Photograph by Lucas Payne, My Shot
The 277-mile (365-kilometer) Superior Hiking Trail, which hugs a ridgeline above the Lake Superior shoreline between Duluth and the Ontario border, is the best long hike in the country between the Continental Divide and the Appalachian Trail. It covers rugged terrain—bluffs, cliffs, and the spine of the ancient Sawtooth mountain range—as it traces streams and skirts wild rivers, rises to mighty bluffs overlooking the great lake, and plunges into deciduous forests of birch, aspen, and maple interspersed with redolent stands of boreal spruce and balsam. Massive beaver dams compete for the title of Minnesota’s Hoover—you cross over one on a 440-foot (134-meter) boardwalk.
The Superior serves up every sensation of a great wilderness hike, but adds in all sorts of flexibility.

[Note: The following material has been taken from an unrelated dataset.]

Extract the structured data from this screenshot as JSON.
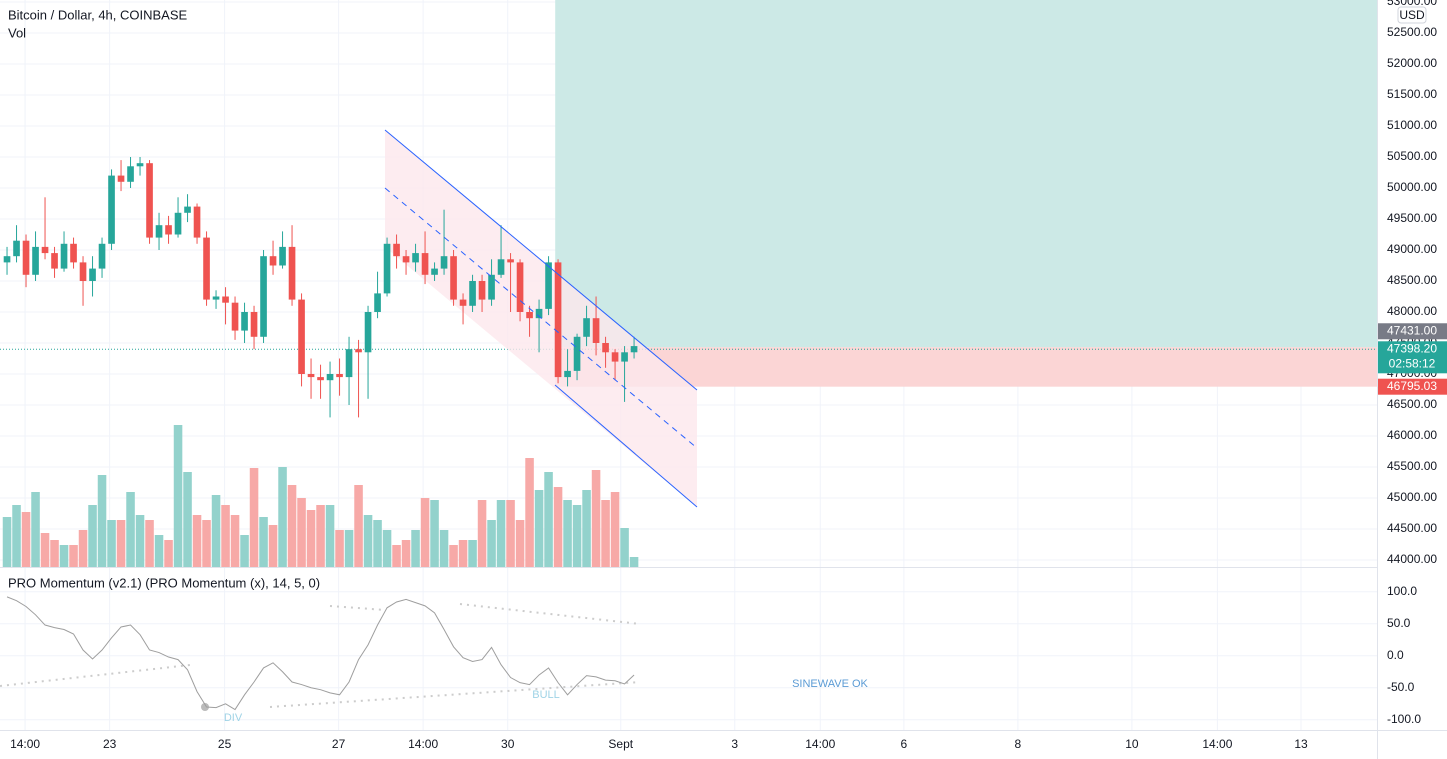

With 30 trailheads near roads and towns, plus 86 free backcountry campsites, the trail lets you get away for a long weekend or embark on a three-week epic with the possibility of crashing at an inn or two along the way. (Zealous thru-hikers add in extensions on the 65-mile/105-kilometer Border Route Trail and the 40-mile/64-kilometer Kekekabic in the Boundary Waters Canoe Area.)
Sightings of moose, bears, beavers, wolves, coyotes, or grouse are possible. At times you’re strolling through carpets of leaves, and at others ascending a bald for yet another dramatic lake vista—from the south you can spy the Apostle Islands; from the north, Isle Royale. Fall brings out the best in the Superior Trail—lower humidity, fewer bugs, intense colors, and a migration of hawks and eagles.